We previously wrote that the blockchain is immutable: true, but this does not mean that the protocol or its documentation cannot be updated. This operation is called fork and must be accepted by all users participating in the blockchain.

The primary goal of a fork is improve the speed of transitions, through the implementation of a new code.

Within the blockchain, there are two types of forks:

With hard fork we mean a net split from the original blockchain, therefore the creation of a new source code that does not provide for the exchange of data between the two networks.

Instead soft work refers to a milder split, after which backward compatibility with the previously used blockchain is maintained.

On the same topic: GRAM, Telegram’s new cryptocurrency?


Types

The blockchain can be built in various ways, which is why there are various types:

  • Public blockchain: anyone can access and participate. It was the first form of blockchain to see the light in 2008, when Satoshi Nakamoto invented the blockchain to record transactions with the Bitcoin cryptocurrency.
  • Private blockchain: unlike what happens in the public one, it is controlled by a single organization that determines who can carry out transactions and participate in their validation.
  • Consortium blockchain: a pre-established group of companies or entrepreneurs decides the access and participation criteria.

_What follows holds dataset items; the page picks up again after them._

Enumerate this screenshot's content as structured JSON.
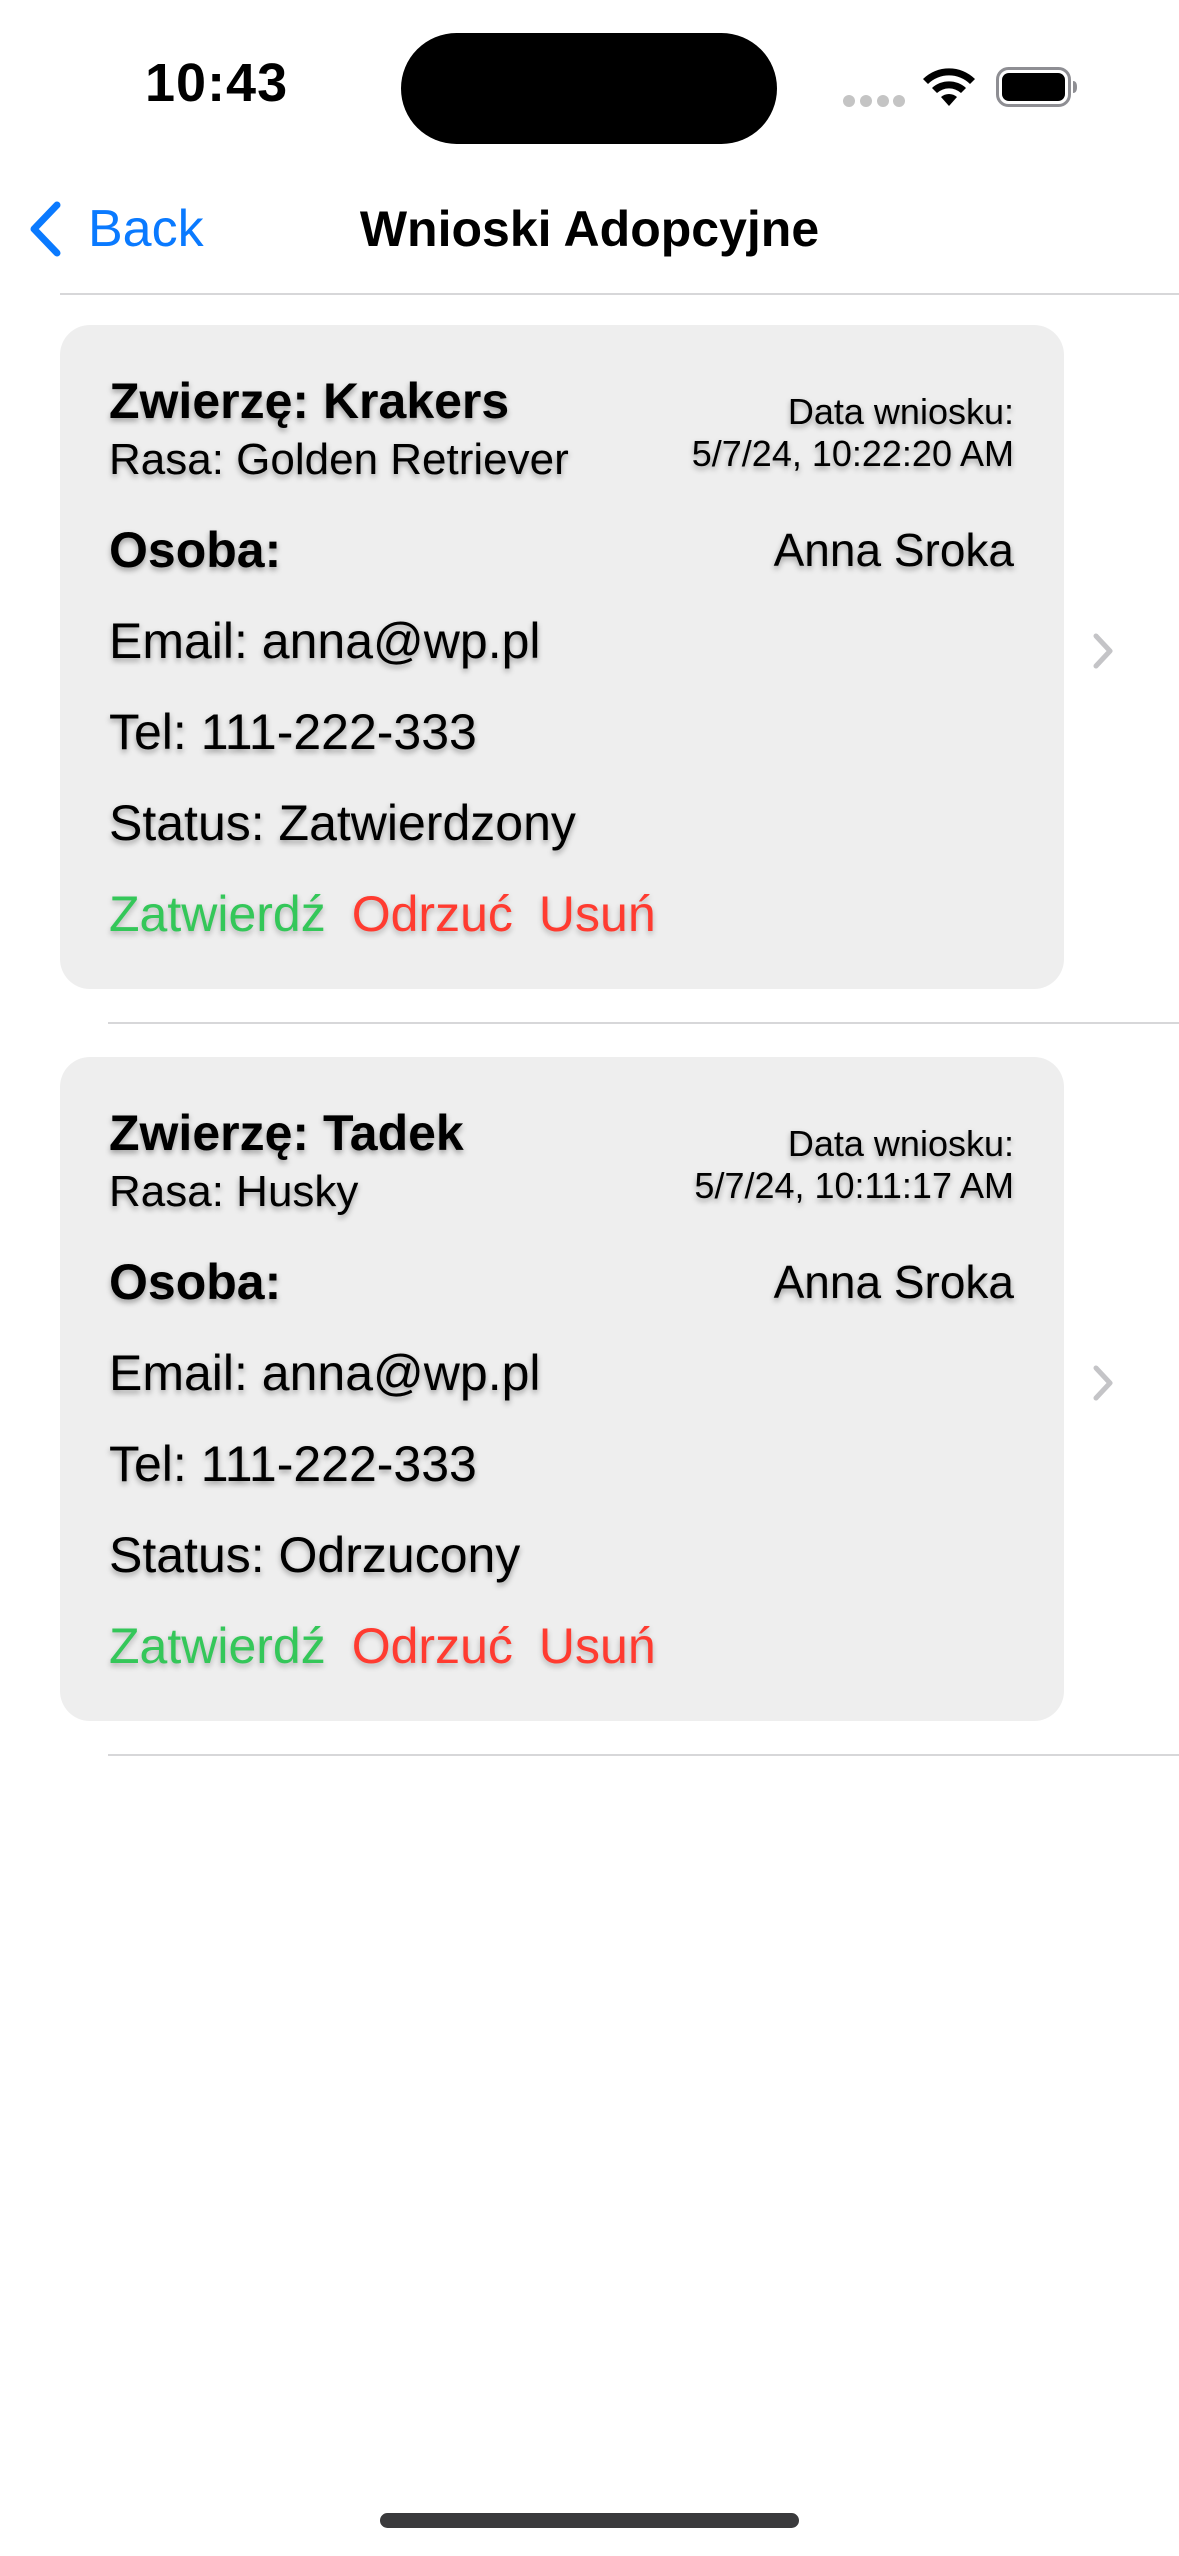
{
  "status_bar": {
    "time": "10:43"
  },
  "nav": {
    "back_label": "Back",
    "title": "Wnioski Adopcyjne",
    "back_icon": "chevron-left-icon"
  },
  "requests": [
    {
      "animal": "Zwierzę: Krakers",
      "breed": "Rasa: Golden Retriever",
      "date_label": "Data wniosku:",
      "date": "5/7/24, 10:22:20 AM",
      "person_label": "Osoba:",
      "person": "Anna Sroka",
      "email": "Email: anna@wp.pl",
      "phone": "Tel: 111-222-333",
      "status": "Status: Zatwierdzony",
      "approve_label": "Zatwierdź",
      "reject_label": "Odrzuć",
      "delete_label": "Usuń"
    },
    {
      "animal": "Zwierzę: Tadek",
      "breed": "Rasa: Husky",
      "date_label": "Data wniosku:",
      "date": "5/7/24, 10:11:17 AM",
      "person_label": "Osoba:",
      "person": "Anna Sroka",
      "email": "Email: anna@wp.pl",
      "phone": "Tel: 111-222-333",
      "status": "Status: Odrzucony",
      "approve_label": "Zatwierdź",
      "reject_label": "Odrzuć",
      "delete_label": "Usuń"
    }
  ],
  "colors": {
    "accent": "#0a7aff",
    "approve": "#34c759",
    "reject": "#ff3b30",
    "card_bg": "#eeeeee"
  }
}
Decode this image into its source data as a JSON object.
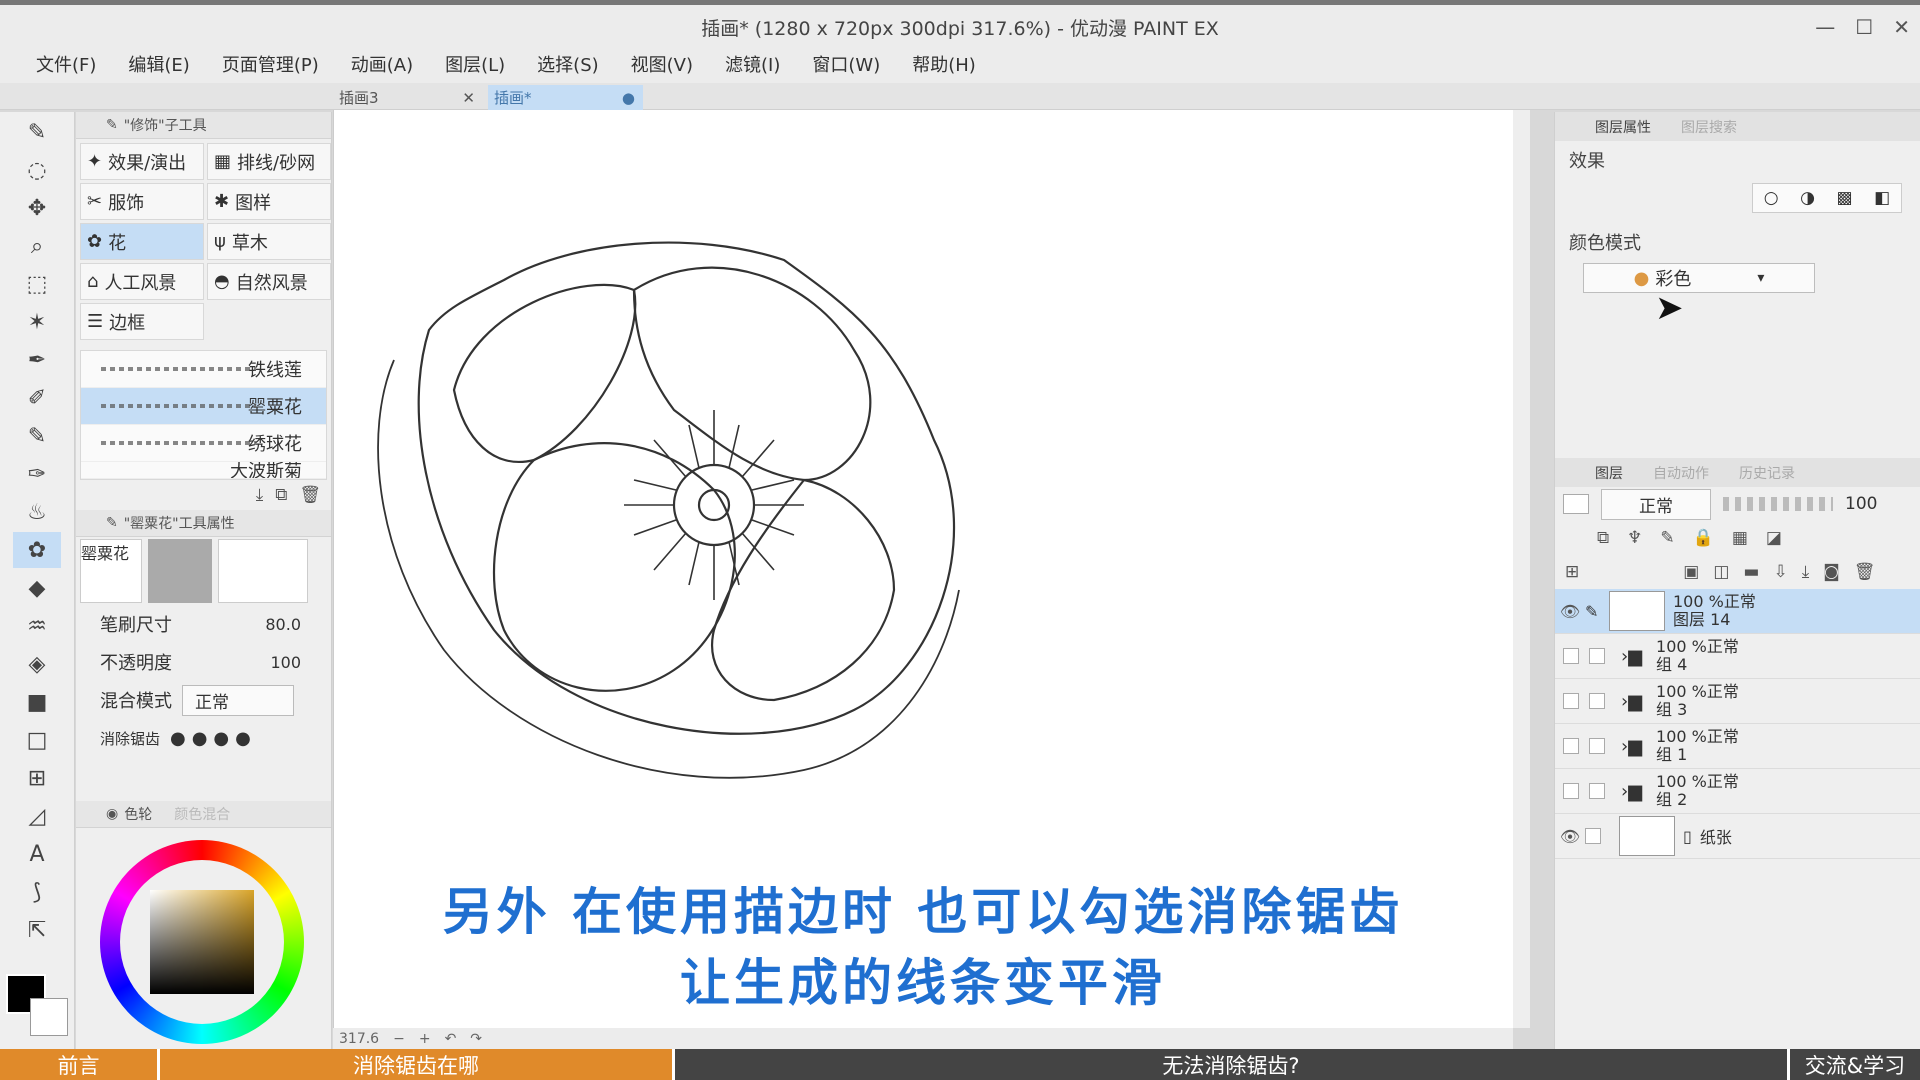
{
  "window": {
    "title": "插画* (1280 x 720px 300dpi 317.6%)  - 优动漫 PAINT EX",
    "controls": [
      "—",
      "☐",
      "✕"
    ]
  },
  "menu": [
    "文件(F)",
    "编辑(E)",
    "页面管理(P)",
    "动画(A)",
    "图层(L)",
    "选择(S)",
    "视图(V)",
    "滤镜(I)",
    "窗口(W)",
    "帮助(H)"
  ],
  "tabs": [
    {
      "label": "插画3",
      "close": "✕"
    },
    {
      "label": "插画*",
      "close": "●"
    }
  ],
  "tools": [
    "✎",
    "◌",
    "✥",
    "⌕",
    "⬚",
    "✶",
    "✒",
    "✐",
    "✎",
    "✑",
    "♨",
    "✿",
    "◆",
    "♒",
    "◈",
    "■",
    "□",
    "⊞",
    "◿",
    "A",
    "⟆",
    "⇱"
  ],
  "subtool": {
    "header": "\"修饰\"子工具",
    "groups": [
      {
        "icon": "✦",
        "label": "效果/演出"
      },
      {
        "icon": "▦",
        "label": "排线/砂网"
      },
      {
        "icon": "✂",
        "label": "服饰"
      },
      {
        "icon": "✱",
        "label": "图样"
      },
      {
        "icon": "✿",
        "label": "花"
      },
      {
        "icon": "ψ",
        "label": "草木"
      },
      {
        "icon": "⌂",
        "label": "人工风景"
      },
      {
        "icon": "◓",
        "label": "自然风景"
      },
      {
        "icon": "☰",
        "label": "边框"
      }
    ],
    "brushes": [
      "铁线莲",
      "罂粟花",
      "绣球花",
      "大波斯菊"
    ]
  },
  "tool_property": {
    "header": "\"罂粟花\"工具属性",
    "preview_name": "罂粟花",
    "brush_size_label": "笔刷尺寸",
    "brush_size": "80.0",
    "opacity_label": "不透明度",
    "opacity": "100",
    "blend_label": "混合模式",
    "blend_value": "正常",
    "antialias_label": "消除锯齿"
  },
  "color_panel": {
    "tab_wheel": "色轮",
    "tab_mix": "颜色混合"
  },
  "layer_property": {
    "tab_active": "图层属性",
    "tab_search": "图层搜索",
    "effect_label": "效果",
    "color_mode_label": "颜色模式",
    "color_mode_value": "彩色"
  },
  "layers_panel": {
    "tab_layer": "图层",
    "tab_auto": "自动动作",
    "tab_history": "历史记录",
    "blend": "正常",
    "opacity": "100",
    "layers": [
      {
        "percent": "100 %正常",
        "name": "图层 14",
        "active": true,
        "eye": "👁"
      },
      {
        "percent": "100 %正常",
        "name": "组 4",
        "active": false,
        "eye": ""
      },
      {
        "percent": "100 %正常",
        "name": "组 3",
        "active": false,
        "eye": ""
      },
      {
        "percent": "100 %正常",
        "name": "组 1",
        "active": false,
        "eye": ""
      },
      {
        "percent": "100 %正常",
        "name": "组 2",
        "active": false,
        "eye": ""
      },
      {
        "percent": "",
        "name": "纸张",
        "active": false,
        "eye": "👁"
      }
    ]
  },
  "status": {
    "zoom": "317.6"
  },
  "subtitles": {
    "line1": "另外 在使用描边时 也可以勾选消除锯齿",
    "line2": "让生成的线条变平滑"
  },
  "chapters": [
    "前言",
    "消除锯齿在哪",
    "无法消除锯齿?",
    "交流&学习"
  ],
  "colors": {
    "accent": "#c5ddf5",
    "subtitle": "#1f6fd0",
    "chapter_active": "#e08a2a"
  }
}
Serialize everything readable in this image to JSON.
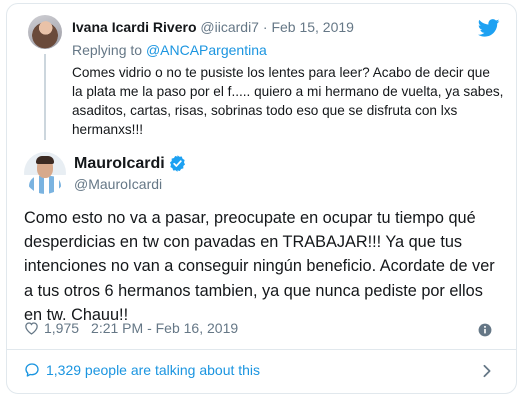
{
  "parent_tweet": {
    "name": "Ivana Icardi Rivero",
    "handle": "@iicardi7",
    "separator": "·",
    "date": "Feb 15, 2019",
    "replying_prefix": "Replying to ",
    "replying_to": "@ANCAPargentina",
    "text": "Comes vidrio o no te pusiste los lentes para leer? Acabo de decir que la plata me la paso por el f..... quiero a mi hermano de vuelta, ya sabes, asaditos, cartas, risas, sobrinas todo eso que se disfruta con lxs hermanxs!!!"
  },
  "main_tweet": {
    "name": "MauroIcardi",
    "handle": "@MauroIcardi",
    "text": "Como esto no va a pasar, preocupate en ocupar tu tiempo qué desperdicias en tw con pavadas en TRABAJAR!!! Ya que tus intenciones no van a conseguir ningún beneficio. Acordate de ver a tus otros 6 hermanos tambien, ya que nunca pediste por ellos en tw. Chauu!!",
    "likes": "1,975",
    "timestamp": "2:21 PM - Feb 16, 2019"
  },
  "footer": {
    "talking_text": "1,329 people are talking about this"
  },
  "icons": {
    "brand": "twitter-bird-icon",
    "verified": "verified-badge-icon",
    "like": "heart-icon",
    "info": "info-icon",
    "conversation": "speech-bubble-icon",
    "more": "chevron-right-icon"
  },
  "colors": {
    "accent": "#1b95e0",
    "text": "#14171a",
    "muted": "#657786",
    "border": "#e1e8ed"
  }
}
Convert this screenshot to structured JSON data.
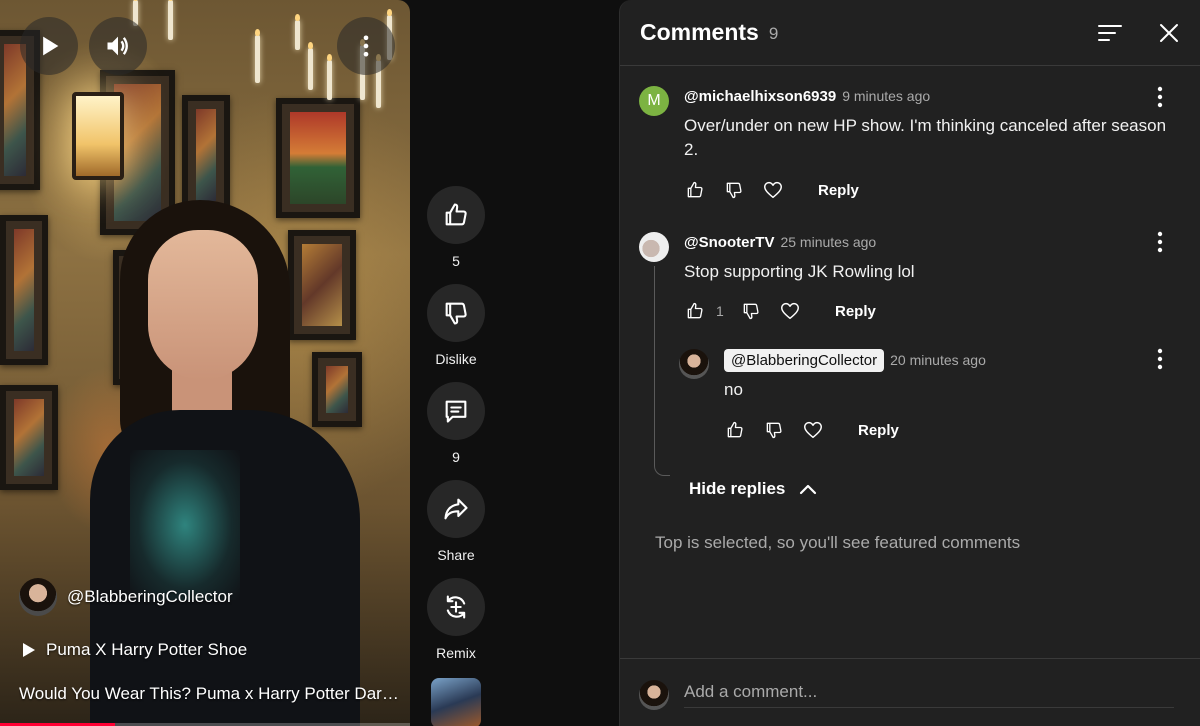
{
  "video": {
    "channel": "@BlabberingCollector",
    "music": "Puma X Harry Potter Shoe",
    "title": "Would You Wear This? Puma x Harry Potter Dark Arts Shoes Review",
    "progress_fraction": 0.28
  },
  "actions": {
    "like_count": "5",
    "dislike_label": "Dislike",
    "comment_count": "9",
    "share_label": "Share",
    "remix_label": "Remix"
  },
  "comments_panel": {
    "title": "Comments",
    "count": "9",
    "comments": [
      {
        "avatar_letter": "M",
        "author": "@michaelhixson6939",
        "time": "9 minutes ago",
        "text": "Over/under on new HP show. I'm thinking canceled after season 2.",
        "reply_label": "Reply"
      },
      {
        "author": "@SnooterTV",
        "time": "25 minutes ago",
        "text": "Stop supporting JK Rowling lol",
        "likes": "1",
        "reply_label": "Reply"
      },
      {
        "author": "@BlabberingCollector",
        "time": "20 minutes ago",
        "text": "no",
        "reply_label": "Reply"
      }
    ],
    "hide_replies_label": "Hide replies",
    "notice": "Top is selected, so you'll see featured comments",
    "add_comment_placeholder": "Add a comment..."
  },
  "colors": {
    "accent_red": "#ff0033",
    "panel_bg": "#212121",
    "avatar_green": "#7cb342"
  }
}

Wanting to go into more detail, the public blockchain (or permissionless) refers to the first era, when it was only used in the cryptocurrency sector. Year after year, the blockchain spreads to other environments, which have the characteristic of being semi-closed or closed.

Hence the need to introduce a new type that takes the name of blockchain permissioned. To conclude, private blockchains are often the result of the creation of consortia for certain market sectors.